Trog Daniela, Fountoulakis Michael, Friedlein Arno, Golubnitschaja Olga
Department of Radiology, Division of Molecular/Experimental Radiology, Friedrich-Wilhelms-University of Bonn, Bonn, Germany.
Proteomics. 2006 May;6(9):2924-30. doi: 10.1002/pmic.200500587.
The most common human brain tumours - gliomas - have poor prognosis with and without treatment. The current therapy conditions act sub-lethally and cannot effectively suppress the proliferation of glioma cells. Here we show differential protein expression patterns in surviving human malignant U87-MG glioma cells under clinically relevant chemo/radiotherapy. In parallel experiments, the cells underwent either irradiation (2 Gy, 200 KV X-ray) or chemotreatment with 30 microg/mL of temozolomide in the cultivation medium or combined chemo/radiation treatment. The cell cultures were treated during 5 days from day 4 until day 9 of growth. Modulated expression patterns of vimentin and RhoA GTPase indicate a potentially increasing grade of malignancy in treated cell fractions correlating well with extremely aggressive tumour phenotypes observed clinically at recidivation of treated malignant gliomas.

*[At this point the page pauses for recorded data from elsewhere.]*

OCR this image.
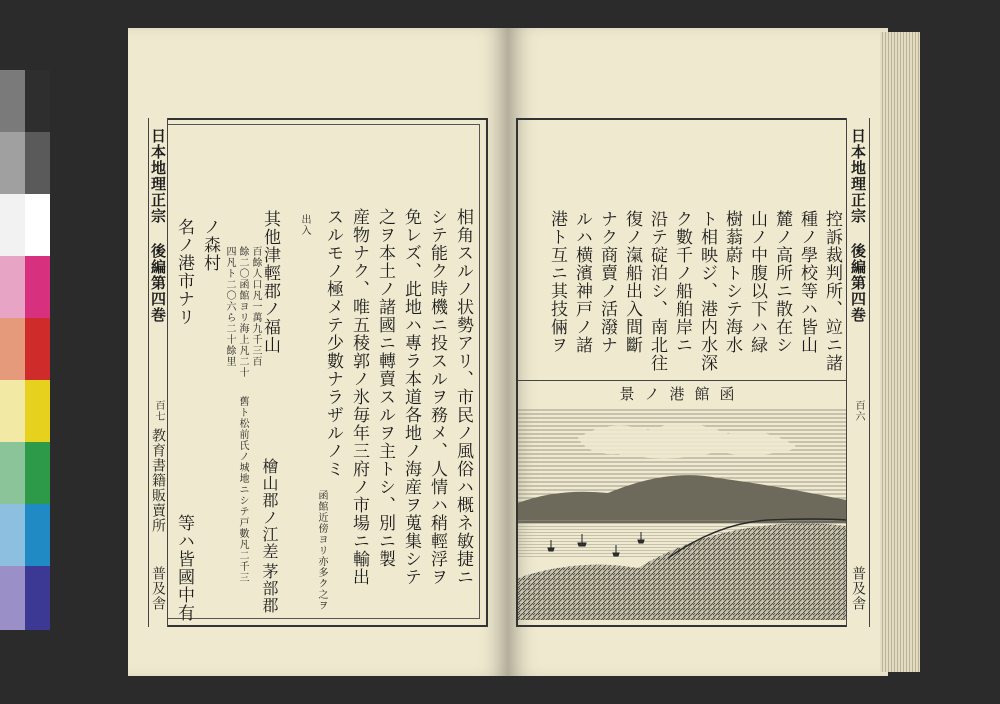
日本地理正宗
後編第四巻
百七
教育書籍販賣所
普及舎
相角スルノ状勢アリ、市民ノ風俗ハ概ネ敏捷ニ
シテ能ク時機ニ投スルヲ務メ、人情ハ稍輕浮ヲ
免レズ、此地ハ專ラ本道各地ノ海産ヲ蒐集シテ
之ヲ本土ノ諸國ニ轉賣スルヲ主トシ、別ニ製
産物ナク、唯五稜郭ノ氷毎年三府ノ市場ニ輸出
スルモノ極メテ少數ナラザルノミ
出入
函館近傍ヨリ亦多ク之ヲ
其他津輕郡ノ福山
百餘人口凡一萬九千三百
餘二〇函館ヨリ海上凡二十
四凡ト二〇六ら二十餘里
ノ森村
名ノ港市ナリ
舊ト松前氏ノ城地ニシテ戸數凡二千三 檜山郡ノ江差
茅部郡
等ハ皆國中有
日本地理正宗
後編第四巻
百六
普及舎
控訴裁判所、竝ニ諸
種ノ學校等ハ皆山
麓ノ高所ニ散在シ
山ノ中腹以下ハ緑
樹蓊蔚トシテ海水
ト相映ジ、港内水深
ク數千ノ船舶岸ニ
沿テ碇泊シ、南北往
復ノ滊船出入間斷
ナク商賣ノ活潑ナ
ルハ横濱神戸ノ諸
港ト互ニ其技倆ヲ
景ノ港館函
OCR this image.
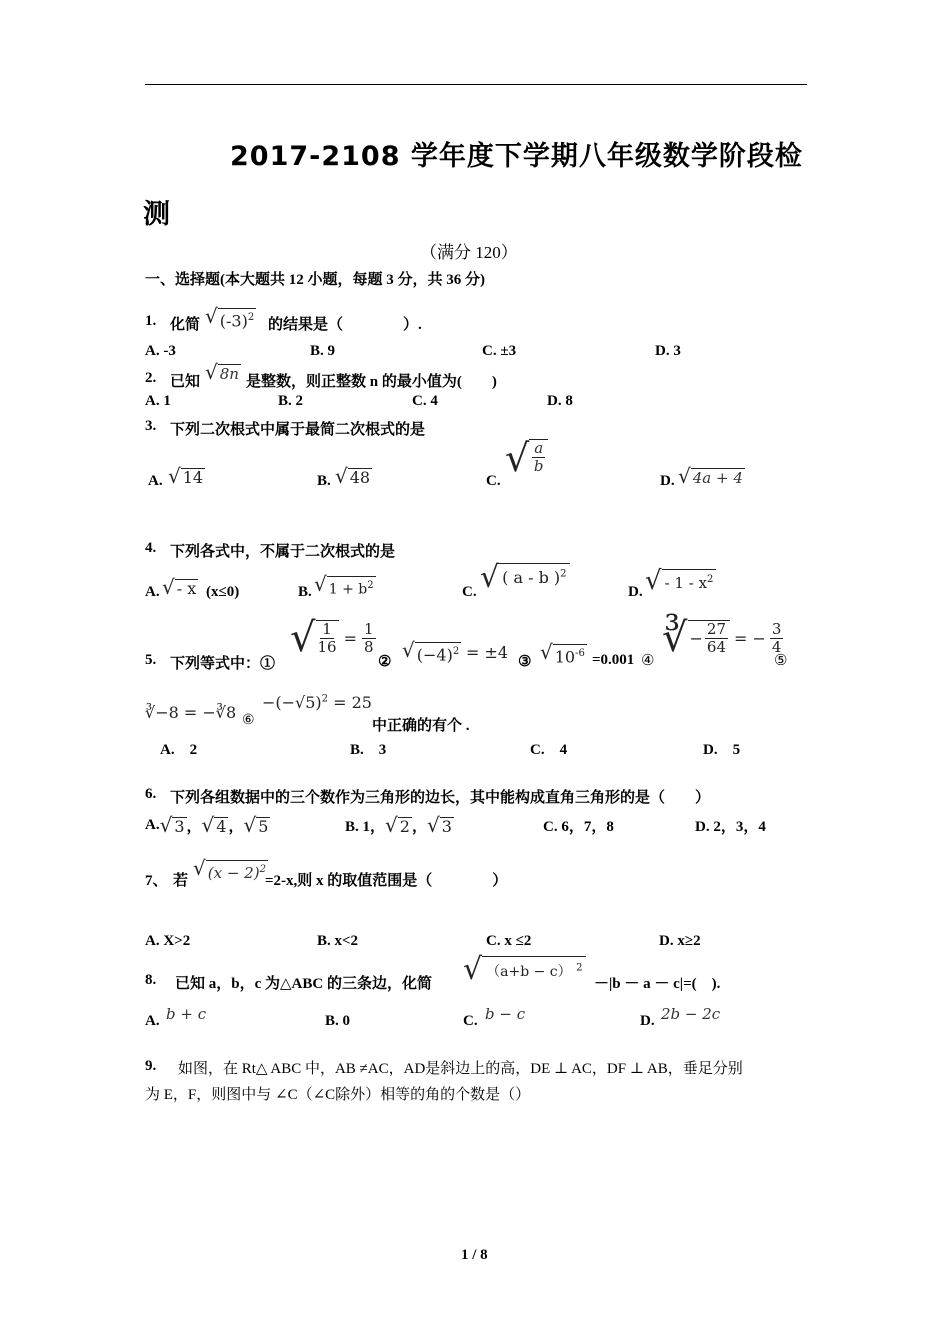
2017-2108 学年度下学期八年级数学阶段检
测
（满分 120）
一、选择题(本大题共 12 小题，每题 3 分，共 36 分)
1. 化简 √ $(-3)^2$ 的结果是（　　　　）.
A. -3	B. 9	C. ±3	D. 3
2. 已知 √ 8n 是整数，则正整数 n 的最小值为(　　)
A. 1	B. 2	C. 4	D. 8
3. 下列二次根式中属于最简二次根式的是
A. √ 14	B. √ 48	C.
√ $\frac{a}{b}$
D. √ 4a + 4
4. 下列各式中，不属于二次根式的是
A. √ - x (x≤0)	B. √ $1 + b^2$	C. √ ( a - b )$^2$
D. √ - $1 - x^2$
5. 下列等式中：①
√ $\frac{1}{16} = \frac{1}{8}$
② √ $(-4)^2 = \pm 4$ ③ √ $10^{-6} =0.001$ ④ ∛ − $\frac{27}{64}$ = − $\frac{3}{4}$
⑤
∛−8 = −∛8 ⑥
$-(-√5)^2 = 25$
中正确的有个 .
A.　2	B.　3	C.　4	D.　5
6. 下列各组数据中的三个数作为三角形的边长，其中能构成直角三角形的是（　　）
A. √ 3 ， √ 4 ， √ 5	B. 1， √ 2 ， √ 3	C. 6，7，8	D. 2，3，4
7、 若
√ $(x - 2)^2$
=2-x,则 x 的取值范围是（　　　　）
A. X>2	B. x<2	C. x ≤2	D. x≥2
8. 已知 a，b，c 为△ABC 的三条边，化简 √ （a+b − c） $^2$
－|b － a － c|=(　).
A. b + c	B. 0	C. b − c	D. 2b − 2c
9. 如图，在 Rt△ ABC 中，AB ≠AC，AD是斜边上的高，DE ⊥ AC，DF ⊥ AB，垂足分别
为 E，F，则图中与 ∠C（∠C除外）相等的角的个数是（）
1 / 8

最常见的人类脑肿瘤——胶质瘤——无论是否接受治疗,预后都很差。目前的治疗条件只能产生亚致死效应,无法有效抑制胶质瘤细胞的增殖。在此,我们展示了在临床相关的化疗/放疗条件下,存活的人类恶性U87-MG胶质瘤细胞中的差异蛋白表达模式。在平行实验中,细胞分别接受了照射(2 Gy,200 KV X射线)、在培养基中用30μg/mL替莫唑胺进行化学处理或联合化疗/放疗。细胞培养物在生长的第4天至第9天期间接受了5天的处理。波形蛋白和RhoA GTP酶的表达模式变化表明,处理后的细胞部分中恶性程度可能增加,这与治疗后的恶性胶质瘤复发时临床上观察到的极具侵袭性的肿瘤表型密切相关。